For Official Purposes
Dappe found that business users often use these tools for more for official purposes than for personal reasons. Although the study concluded that the initial exposure to these social networking technologies, for early adopters, was in the consumer space, it is increasingly likely that initial exposure to these technologies for many users will come from enterprise applications used in the workplace.
This study revealed that usage of Web 2.0 tools within the workplace was significant and that many entities have not yet centralized the management of these applications. The majority of business users are evaluating, sourcing, paying for and deploying these applications themselves.
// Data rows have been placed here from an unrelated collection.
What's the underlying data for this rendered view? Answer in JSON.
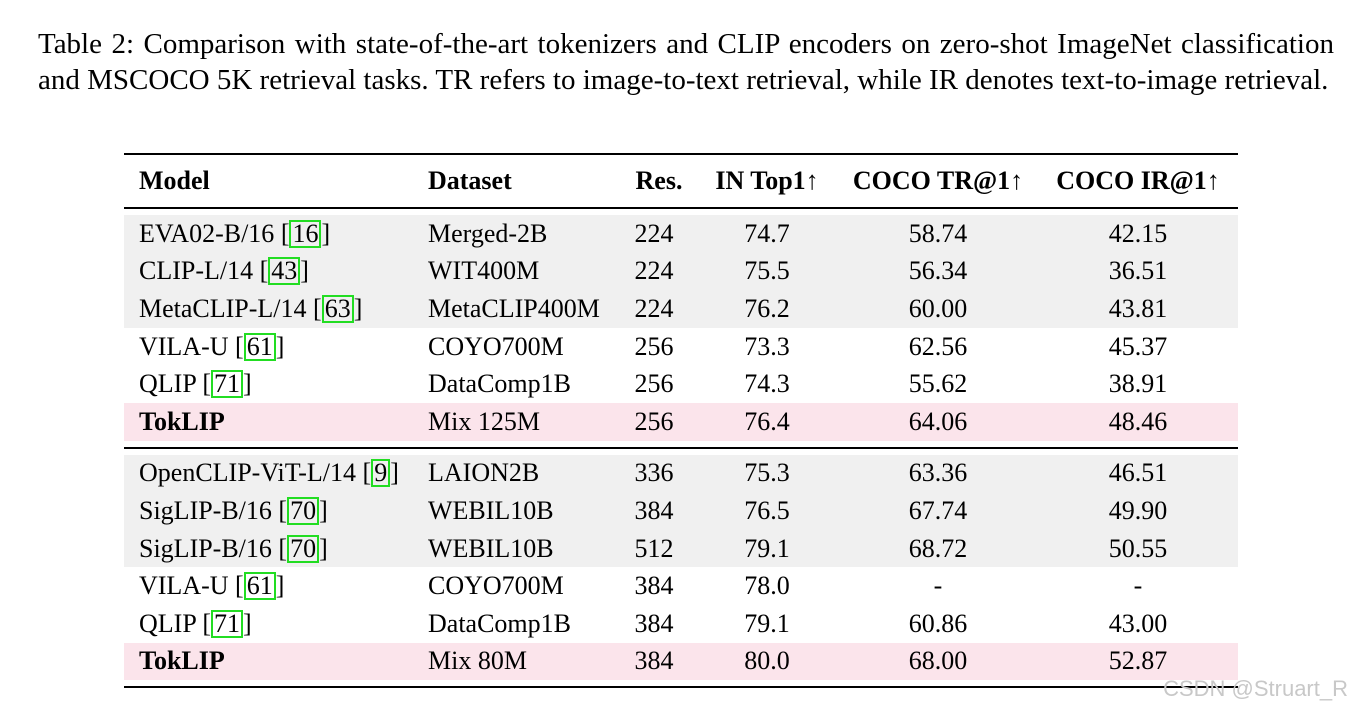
{
  "caption": "Table 2: Comparison with state-of-the-art tokenizers and CLIP encoders on zero-shot ImageNet classification and MSCOCO 5K retrieval tasks. TR refers to image-to-text retrieval, while IR denotes text-to-image retrieval.",
  "header": {
    "model": "Model",
    "dataset": "Dataset",
    "res": "Res.",
    "top1": "IN Top1↑",
    "tr": "COCO TR@1↑",
    "ir": "COCO IR@1↑"
  },
  "group1": [
    {
      "model": "EVA02-B/16",
      "cite": "16",
      "dataset": "Merged-2B",
      "res": "224",
      "top1": "74.7",
      "tr": "58.74",
      "ir": "42.15"
    },
    {
      "model": "CLIP-L/14",
      "cite": "43",
      "dataset": "WIT400M",
      "res": "224",
      "top1": "75.5",
      "tr": "56.34",
      "ir": "36.51"
    },
    {
      "model": "MetaCLIP-L/14",
      "cite": "63",
      "dataset": "MetaCLIP400M",
      "res": "224",
      "top1": "76.2",
      "tr": "60.00",
      "ir": "43.81"
    },
    {
      "model": "VILA-U",
      "cite": "61",
      "dataset": "COYO700M",
      "res": "256",
      "top1": "73.3",
      "tr": "62.56",
      "ir": "45.37"
    },
    {
      "model": "QLIP",
      "cite": "71",
      "dataset": "DataComp1B",
      "res": "256",
      "top1": "74.3",
      "tr": "55.62",
      "ir": "38.91"
    },
    {
      "model": "TokLIP",
      "cite": "",
      "dataset": "Mix 125M",
      "res": "256",
      "top1": "76.4",
      "tr": "64.06",
      "ir": "48.46"
    }
  ],
  "group2": [
    {
      "model": "OpenCLIP-ViT-L/14",
      "cite": "9",
      "dataset": "LAION2B",
      "res": "336",
      "top1": "75.3",
      "tr": "63.36",
      "ir": "46.51"
    },
    {
      "model": "SigLIP-B/16",
      "cite": "70",
      "dataset": "WEBIL10B",
      "res": "384",
      "top1": "76.5",
      "tr": "67.74",
      "ir": "49.90"
    },
    {
      "model": "SigLIP-B/16",
      "cite": "70",
      "dataset": "WEBIL10B",
      "res": "512",
      "top1": "79.1",
      "tr": "68.72",
      "ir": "50.55"
    },
    {
      "model": "VILA-U",
      "cite": "61",
      "dataset": "COYO700M",
      "res": "384",
      "top1": "78.0",
      "tr": "-",
      "ir": "-"
    },
    {
      "model": "QLIP",
      "cite": "71",
      "dataset": "DataComp1B",
      "res": "384",
      "top1": "79.1",
      "tr": "60.86",
      "ir": "43.00"
    },
    {
      "model": "TokLIP",
      "cite": "",
      "dataset": "Mix 80M",
      "res": "384",
      "top1": "80.0",
      "tr": "68.00",
      "ir": "52.87"
    }
  ],
  "watermark": "CSDN @Struart_R",
  "colors": {
    "row_shade": "#f0f0f0",
    "row_highlight": "#fbe4eb",
    "citation_box": "#22dd22"
  }
}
The majority of Web 2.0 applications implemented in businesses are not managed by an IT department.
Given the rising adoption of these collaborative Web 2.0 technologies, IT departments will soon have the complex task of consolidating solutions and deploying them broadly across the enterprise so that information is in a small number of secure and reliable systems.
Earlier this year, IBM implemented an enterprise-wide IT controlled social networking package called Lotus Connections.
The company said it is one part of a range of features designed to take advantage of "real-time presence and communications capabilities."
At the Office 2.0 Conference earlier this month, 28-year-old former investment banker Adam Carson of global financial services firm Morgan Stanley outlined his vision to bring the firm up to speed with Enterprise 2.0. Carson said that Morgan Stanley has 70 to 80 social networking projects underway, many involving creating online communities with clients and wikis.
His ideas are getting traction in part because of the demographics of Morgan Stanley's 55,000 employees. With more than half of their workforce under the age of 35, Carson sees the conversion in communication toward corporation wide collaborative software as a necessity. Over the next decade, the vast majority of workers will have grown up with social networking and be accustomed with using these Web 2.0 applications to communicate and share ideas.
They also use these tools to socialize however, which has prompted some companies to restrict the use of consumer based social networks because of security concerns and loss of productivity.
So while some companies are implementing their own social networks, others are taking measures to restrict access to them.
This makes perfect sense, according to Rich Lyons, a veteran of IT consulting. Lyons, who is president and founder of Lyons Consulting Group (LCG), worked with AAR in the implementation of their social networking applications.
"You have to separate the two out," he said. "Some companies restrict chat, so similarly if you think of MySpace or Facebook as more of a social, communication tool for friends, that company might incorporate those same tools but use them for business purposes. There have been people that have spent two hours a day on MySpace. No way are you going to want that."
These business based communication tools were also safer when it came to security issues, Carson said. They also allowed for easier monitoring of employee communications.
"If it's the property of your company you can monitor the content," he said. "Its much harder to monitor what someone's doing on MySpace, but if your company has installed it, it's much easier. Plus, you can focus on how it's going to help your business. You can set up different forums for discussion and actually use it to foster communication but yet drive efficiency at the same time."